Managers tend to go with NAS if they have tight budgets, need to bring more storage online quickly and work at firms leery of fast-changing technology.
SANs are more appealing to companies that need fast data access for widely distributed users and have the money to make long-term investments in their storage infrastructures.
Information technology managers must weigh cost against ease of implementation and management, speed of data access, scalability, backup and fail-over capabilities and interoperability with other parts of the network. The decisions will become more urgent as the Internet and applications such as customer relationship management and enterprise resource planning generate more customer data.
Even when IT does decide on a strategy, management must be convinced that the move is worth it. (See related story, page 28.)
NAS usually occupies its own node on a LAN, typically an Ethernet network.
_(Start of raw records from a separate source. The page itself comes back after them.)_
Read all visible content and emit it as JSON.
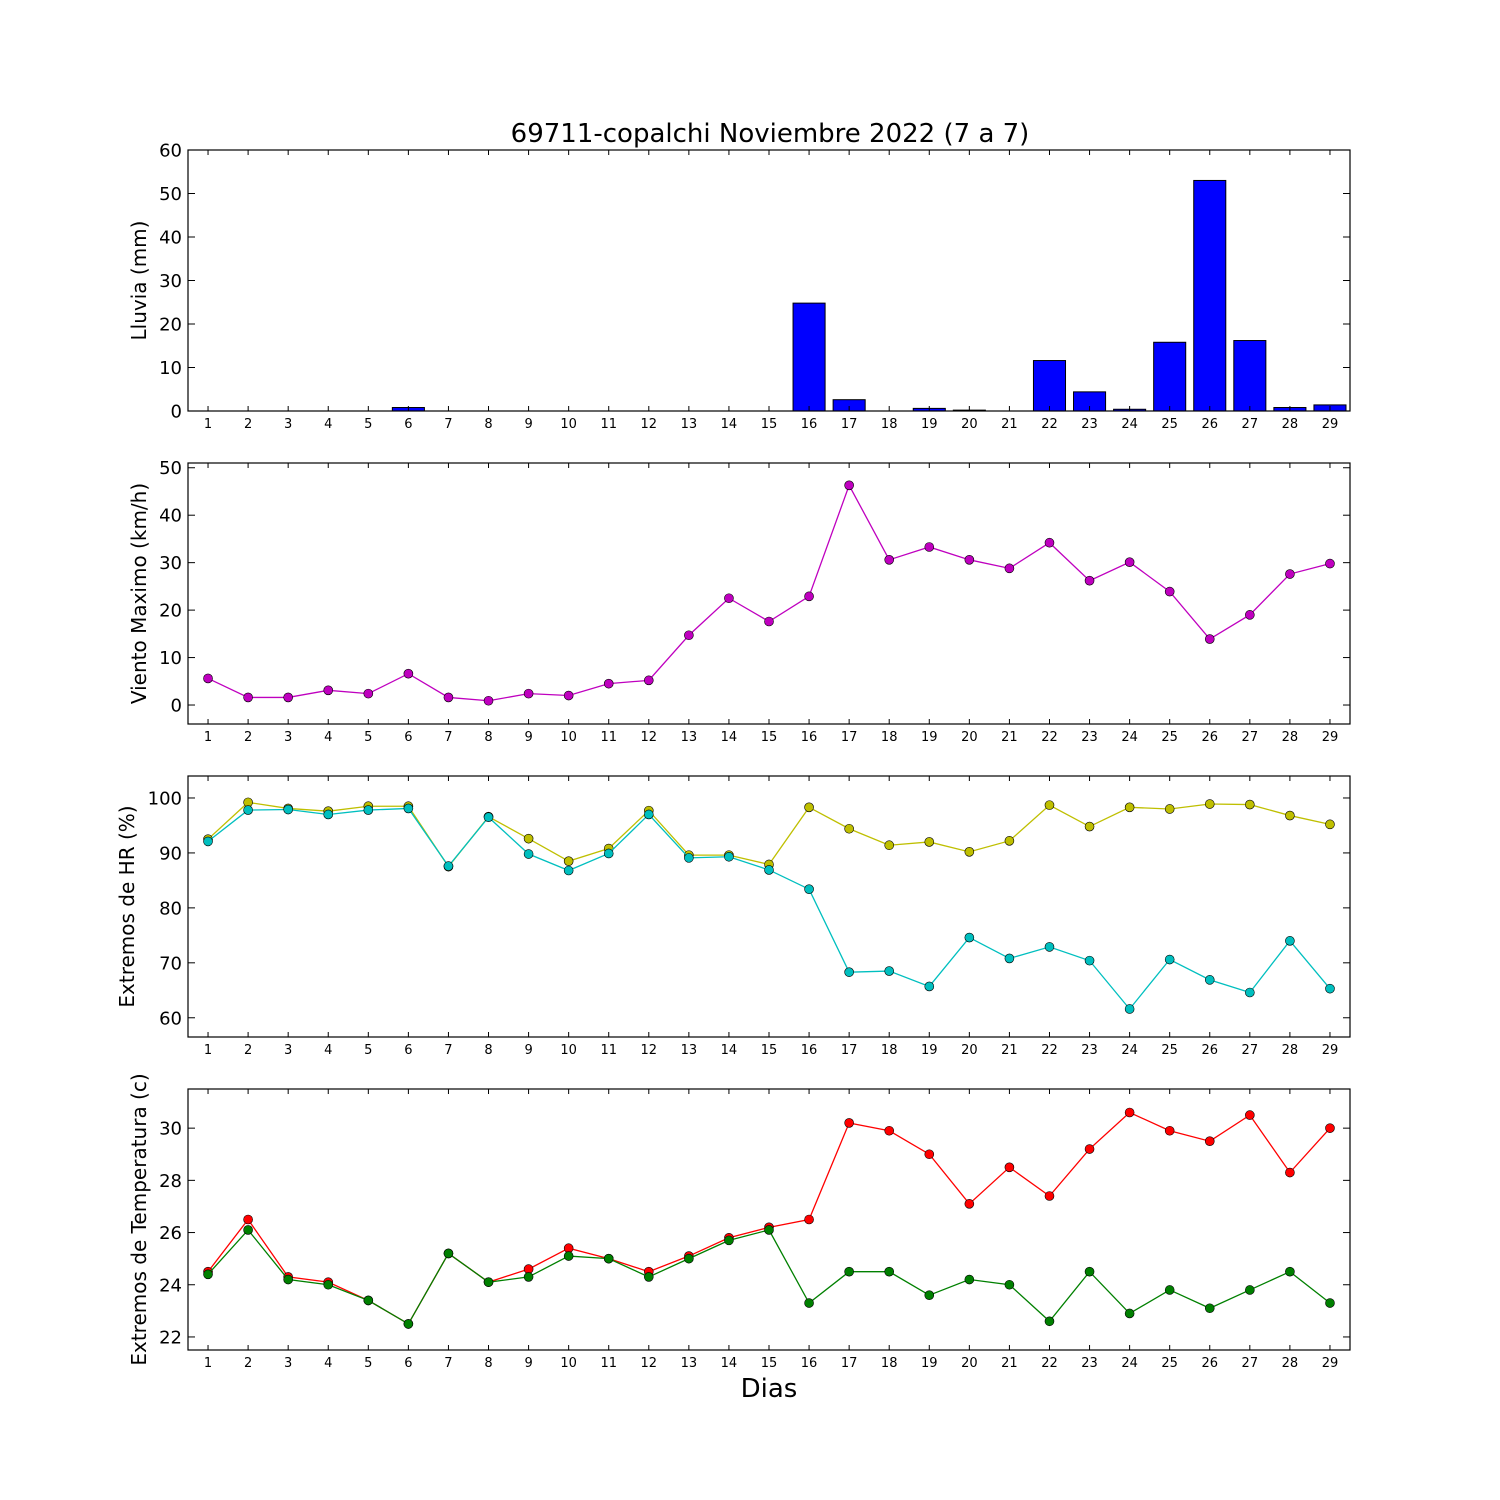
{
  "chart_data": {
    "title": "69711-copalchi Noviembre 2022  (7 a 7)",
    "xlabel": "Dias",
    "days": [
      1,
      2,
      3,
      4,
      5,
      6,
      7,
      8,
      9,
      10,
      11,
      12,
      13,
      14,
      15,
      16,
      17,
      18,
      19,
      20,
      21,
      22,
      23,
      24,
      25,
      26,
      27,
      28,
      29
    ],
    "panels": [
      {
        "type": "bar",
        "ylabel": "Lluvia (mm)",
        "ylim": [
          0,
          60
        ],
        "yticks": [
          0,
          10,
          20,
          30,
          40,
          50,
          60
        ],
        "series": [
          {
            "color": "#0000ff",
            "values": [
              0,
              0,
              0,
              0,
              0,
              0.8,
              0,
              0,
              0,
              0,
              0,
              0,
              0,
              0,
              0,
              24.8,
              2.6,
              0,
              0.6,
              0.2,
              0,
              11.6,
              4.4,
              0.4,
              15.8,
              53,
              16.2,
              0.8,
              1.4
            ]
          }
        ]
      },
      {
        "type": "line",
        "ylabel": "Viento Maximo (km/h)",
        "ylim": [
          -4,
          51
        ],
        "yticks": [
          0,
          10,
          20,
          30,
          40,
          50
        ],
        "series": [
          {
            "color": "#bf00bf",
            "values": [
              5.6,
              1.6,
              1.6,
              3.1,
              2.4,
              6.6,
              1.6,
              0.9,
              2.4,
              2.0,
              4.5,
              5.2,
              14.7,
              22.5,
              17.6,
              22.9,
              46.3,
              30.6,
              33.3,
              30.6,
              28.8,
              34.2,
              26.2,
              30.1,
              23.9,
              13.9,
              19.0,
              27.6,
              29.8
            ]
          }
        ]
      },
      {
        "type": "line",
        "ylabel": "Extremos de HR (%)",
        "ylim": [
          56.5,
          104
        ],
        "yticks": [
          60,
          70,
          80,
          90,
          100
        ],
        "series": [
          {
            "color": "#bfbf00",
            "values": [
              92.5,
              99.2,
              98.1,
              97.6,
              98.5,
              98.5,
              87.5,
              96.6,
              92.6,
              88.5,
              90.8,
              97.7,
              89.6,
              89.6,
              87.9,
              98.3,
              94.4,
              91.4,
              92.0,
              90.2,
              92.2,
              98.7,
              94.8,
              98.3,
              98.0,
              98.9,
              98.8,
              96.8,
              95.2
            ]
          },
          {
            "color": "#00bfbf",
            "values": [
              92.1,
              97.8,
              97.9,
              97.0,
              97.8,
              98.1,
              87.6,
              96.5,
              89.8,
              86.8,
              89.9,
              97.0,
              89.1,
              89.3,
              86.9,
              83.4,
              68.3,
              68.5,
              65.7,
              74.6,
              70.8,
              72.9,
              70.4,
              61.6,
              70.6,
              66.9,
              64.6,
              74.0,
              65.3
            ]
          }
        ]
      },
      {
        "type": "line",
        "ylabel": "Extremos de Temperatura (c)",
        "ylim": [
          21.5,
          31.5
        ],
        "yticks": [
          22,
          24,
          26,
          28,
          30
        ],
        "series": [
          {
            "color": "#ff0000",
            "values": [
              24.5,
              26.5,
              24.3,
              24.1,
              23.4,
              22.5,
              25.2,
              24.1,
              24.6,
              25.4,
              25.0,
              24.5,
              25.1,
              25.8,
              26.2,
              26.5,
              30.2,
              29.9,
              29.0,
              27.1,
              28.5,
              27.4,
              29.2,
              30.6,
              29.9,
              29.5,
              30.5,
              28.3,
              30.0
            ]
          },
          {
            "color": "#008000",
            "values": [
              24.4,
              26.1,
              24.2,
              24.0,
              23.4,
              22.5,
              25.2,
              24.1,
              24.3,
              25.1,
              25.0,
              24.3,
              25.0,
              25.7,
              26.1,
              23.3,
              24.5,
              24.5,
              23.6,
              24.2,
              24.0,
              22.6,
              24.5,
              22.9,
              23.8,
              23.1,
              23.8,
              24.5,
              23.3
            ]
          }
        ]
      }
    ]
  }
}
In this configuration, a single server handles all data storage on the network, taking a load off the application or enterprise server. By detaching storage from individual servers, it makes the data available to any user on the network. NAS is essentially plug-and-play storage that uses proven Ethernet and SCSI technology.
A SAN, by contrast, is a high-speed dedicated subnetwork connecting storage disks or tapes with their associated servers. Although these components can be connected via other protocols, including SCSI or IBM's Escon optical fiber, they're associated with the emerging high-speed (133M to 4.25G bit/sec.), long-distance Fibre Channel protocol.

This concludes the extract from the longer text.